A Pilar le gustaría cuidarse más, no postergar sus citas médicas y gozar de buena salud, pero de pronto siente que ha perdido la capacidad de tomar buenas decisiones.
Margarita Garfias acota que el concepto de “autocuidado” juega en contra de la cuidadoras, en la medida de que se les atribuye el deber de vigilar no solo su salud sino también la de otros.
“Se nos vuelve a responsabilizar (a las cuidadoras) de las consecuencias de que el Estado nos haga poner el cuerpo y el alma para los demás. Este cuidado no puede ser autoproporcionado, porque necesitamos de otras personas y de otros recursos. Yo por más que quiera cuidarme si no tengo una persona con la cual dejar a mi hijo o mi madre, no podré ir al ginecólogo, no podré ir al dentista, no podré ir al cardiólogo”, indica.
La defensora de derechos humanos pugna por hablar del “cuidado de sí” y por destacar la deuda que el Estado tiene con las y los cuidadores, porque los ha relegado al espacio privado e ignorado sus necesidades.
Dedicarle el 100%
Elizabeth Reyes tenía 31 años y un plan: tomarse un año sabático del trabajo, dedicarle más tiempo a su hijo mayor y regresar al ruedo con más fuerza.

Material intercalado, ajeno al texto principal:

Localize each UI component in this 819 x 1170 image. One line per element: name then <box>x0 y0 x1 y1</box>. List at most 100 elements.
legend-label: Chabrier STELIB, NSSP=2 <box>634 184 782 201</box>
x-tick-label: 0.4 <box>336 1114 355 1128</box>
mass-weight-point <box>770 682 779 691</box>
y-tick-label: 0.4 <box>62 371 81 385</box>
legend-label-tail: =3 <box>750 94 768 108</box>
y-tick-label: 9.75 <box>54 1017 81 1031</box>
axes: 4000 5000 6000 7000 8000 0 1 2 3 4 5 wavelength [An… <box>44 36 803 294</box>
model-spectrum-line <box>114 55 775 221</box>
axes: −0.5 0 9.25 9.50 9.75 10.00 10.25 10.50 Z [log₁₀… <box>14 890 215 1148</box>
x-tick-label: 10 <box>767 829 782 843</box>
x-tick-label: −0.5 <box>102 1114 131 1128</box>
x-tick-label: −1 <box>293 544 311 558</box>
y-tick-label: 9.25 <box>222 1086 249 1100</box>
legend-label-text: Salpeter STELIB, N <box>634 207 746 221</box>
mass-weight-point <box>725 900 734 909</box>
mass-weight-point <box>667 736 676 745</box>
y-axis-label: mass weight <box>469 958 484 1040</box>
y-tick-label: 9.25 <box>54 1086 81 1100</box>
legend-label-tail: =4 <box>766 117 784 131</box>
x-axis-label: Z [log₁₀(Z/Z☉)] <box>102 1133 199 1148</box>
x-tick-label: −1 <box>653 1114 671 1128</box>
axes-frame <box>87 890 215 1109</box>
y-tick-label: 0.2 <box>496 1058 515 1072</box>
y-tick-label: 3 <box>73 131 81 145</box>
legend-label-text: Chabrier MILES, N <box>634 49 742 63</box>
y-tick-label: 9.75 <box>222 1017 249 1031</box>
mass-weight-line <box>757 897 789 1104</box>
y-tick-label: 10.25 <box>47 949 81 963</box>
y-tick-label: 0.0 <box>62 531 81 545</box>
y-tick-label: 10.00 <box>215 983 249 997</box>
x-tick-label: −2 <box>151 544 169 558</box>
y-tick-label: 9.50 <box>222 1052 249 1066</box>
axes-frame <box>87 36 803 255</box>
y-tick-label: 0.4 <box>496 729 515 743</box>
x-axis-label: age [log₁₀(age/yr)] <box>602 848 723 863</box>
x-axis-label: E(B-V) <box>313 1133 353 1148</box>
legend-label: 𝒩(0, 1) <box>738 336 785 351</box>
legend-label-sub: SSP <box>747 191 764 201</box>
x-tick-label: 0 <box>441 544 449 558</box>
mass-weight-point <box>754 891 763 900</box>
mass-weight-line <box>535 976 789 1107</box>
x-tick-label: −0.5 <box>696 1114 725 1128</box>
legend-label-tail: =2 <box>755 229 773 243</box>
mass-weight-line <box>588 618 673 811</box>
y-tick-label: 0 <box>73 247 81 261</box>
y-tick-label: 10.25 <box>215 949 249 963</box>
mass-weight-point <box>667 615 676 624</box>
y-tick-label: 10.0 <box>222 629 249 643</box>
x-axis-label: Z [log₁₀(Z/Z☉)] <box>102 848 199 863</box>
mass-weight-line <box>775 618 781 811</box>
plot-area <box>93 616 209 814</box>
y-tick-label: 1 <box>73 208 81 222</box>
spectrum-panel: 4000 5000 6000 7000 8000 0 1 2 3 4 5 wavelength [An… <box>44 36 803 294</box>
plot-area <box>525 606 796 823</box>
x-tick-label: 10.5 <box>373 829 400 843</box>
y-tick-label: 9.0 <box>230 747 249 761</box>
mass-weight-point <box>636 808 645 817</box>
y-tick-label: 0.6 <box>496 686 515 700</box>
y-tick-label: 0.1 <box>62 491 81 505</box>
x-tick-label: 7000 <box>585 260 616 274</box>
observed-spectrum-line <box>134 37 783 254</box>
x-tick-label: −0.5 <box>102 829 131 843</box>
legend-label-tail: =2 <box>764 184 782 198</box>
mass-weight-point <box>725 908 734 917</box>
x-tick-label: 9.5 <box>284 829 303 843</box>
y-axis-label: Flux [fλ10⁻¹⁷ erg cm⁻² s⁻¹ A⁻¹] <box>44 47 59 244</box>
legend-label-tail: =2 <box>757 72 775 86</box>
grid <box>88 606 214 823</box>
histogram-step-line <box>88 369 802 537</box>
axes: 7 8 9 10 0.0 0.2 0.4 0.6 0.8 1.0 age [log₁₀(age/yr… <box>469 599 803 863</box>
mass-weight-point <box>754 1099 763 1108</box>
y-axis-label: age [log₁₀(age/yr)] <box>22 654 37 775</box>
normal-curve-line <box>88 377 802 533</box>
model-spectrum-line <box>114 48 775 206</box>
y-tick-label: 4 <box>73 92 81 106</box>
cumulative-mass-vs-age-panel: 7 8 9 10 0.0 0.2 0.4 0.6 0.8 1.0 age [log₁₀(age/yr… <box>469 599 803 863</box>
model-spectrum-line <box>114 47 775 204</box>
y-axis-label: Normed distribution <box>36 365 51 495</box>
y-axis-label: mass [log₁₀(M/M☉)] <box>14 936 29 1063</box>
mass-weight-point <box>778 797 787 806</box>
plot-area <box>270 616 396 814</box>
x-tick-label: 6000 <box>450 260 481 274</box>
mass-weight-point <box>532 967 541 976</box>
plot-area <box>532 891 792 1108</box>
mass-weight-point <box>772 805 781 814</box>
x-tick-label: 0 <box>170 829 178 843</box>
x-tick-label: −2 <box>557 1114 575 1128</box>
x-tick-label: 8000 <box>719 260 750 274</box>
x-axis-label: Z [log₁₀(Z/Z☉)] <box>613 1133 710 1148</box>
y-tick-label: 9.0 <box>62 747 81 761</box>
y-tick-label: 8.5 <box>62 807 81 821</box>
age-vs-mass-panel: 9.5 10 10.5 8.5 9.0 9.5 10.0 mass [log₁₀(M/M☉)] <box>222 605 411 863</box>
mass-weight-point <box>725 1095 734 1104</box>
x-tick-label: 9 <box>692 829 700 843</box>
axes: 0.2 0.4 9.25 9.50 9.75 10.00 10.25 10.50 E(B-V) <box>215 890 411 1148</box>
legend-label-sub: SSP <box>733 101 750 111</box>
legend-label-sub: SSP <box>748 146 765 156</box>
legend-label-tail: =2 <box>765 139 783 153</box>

Pero este plan jamás se concretó, porque el Estado no atiende las necesidades de las cuidadoras.
En ese periodo, quedó embarazada de Axel, su hijo menor, quien nació con parálisis cerebral y epilepsia focal.
Axel necesita a su mamá para comer, para estar tranquilo, para quedar limpio, para sostener su cabeza, para que sus terapias pulmonares no se interrumpan, para aspirarle secreciones y muchas cosas más… básicamente la necesita parar vivir y Elizabeth tomó la decisión de dedicarle su 100%.
“Dejé de hacer actividades que yo hacía para mí, para dedicarme por completo al cuidado de Axel. Tengo el apoyo de mi esposo, él trabaja y sostiene al hogar y yo cuido en casa. Así nos dividimos. Pero los días con él no siempre son sencillos”, dice.
En persona, Elizabeth parece tenerlo todo bajo control. Camina con calma a apaciguar los quejidos de Axel y le pregunta: ¿Qué te pasa, mi amor? El menor contesta cediendo, arrullado por la voz de su madre. Ella le sirve su comida por la sonda y le pone música.
Pero ya sentada a unos metros de su pequeño, en realidad, reconoce que este escenario no deja de ser duro. Aún y cuando lleva 8 años cuidándolo.
El día a día lo conoce de la A a la Z, pero hay actividades que cada vez se complican más, como trasladarlo, porque ya no es un bebé de 4 kilos.
“Ya me dijeron que tengo que traer una faja cada que lo cargo y, aún con faja, ya no lo aguanto mucho tiempo. Si no lo hago de manera correcta, si no cuido mis posturas, a la larga va a repercutir en mí. Su hermano mayor me ayuda a bañarlo y tuvimos que instalar su cama aquí abajo, porque en la escalera tuve algunos accidentes”, expresa.
Para Elizabeth lo más difícil de sortear han sido los reportes fatídicos y la intensificación de su vitíligo, sin embargo minimiza sus malestares frente a los de su hijo.
“Siempre he tenido vitíligo, pero después del diagnóstico de Axel como que se aceleró y obviamente me pega en el autoestima, aunque luego pienso en él y en las operaciones que libró y entiendo que esto no pone en riesgo mi vida”, declara.
La familia de Axel ha salido adelante gracias al apoyo de algunas organizaciones de la sociedad civil y por ello Eli pone sobre la mesa la necesidad de un sistema de cuidados.
Sin dudarlo, expone que su vida sería distinta si una o dos veces a la semana una persona profesional pudiera acudir a brindarle ayuda y confía en que los esfuerzos y voluntades se multipliquen para garantizar el derecho a ser cuidado en la legislación federal y las locales.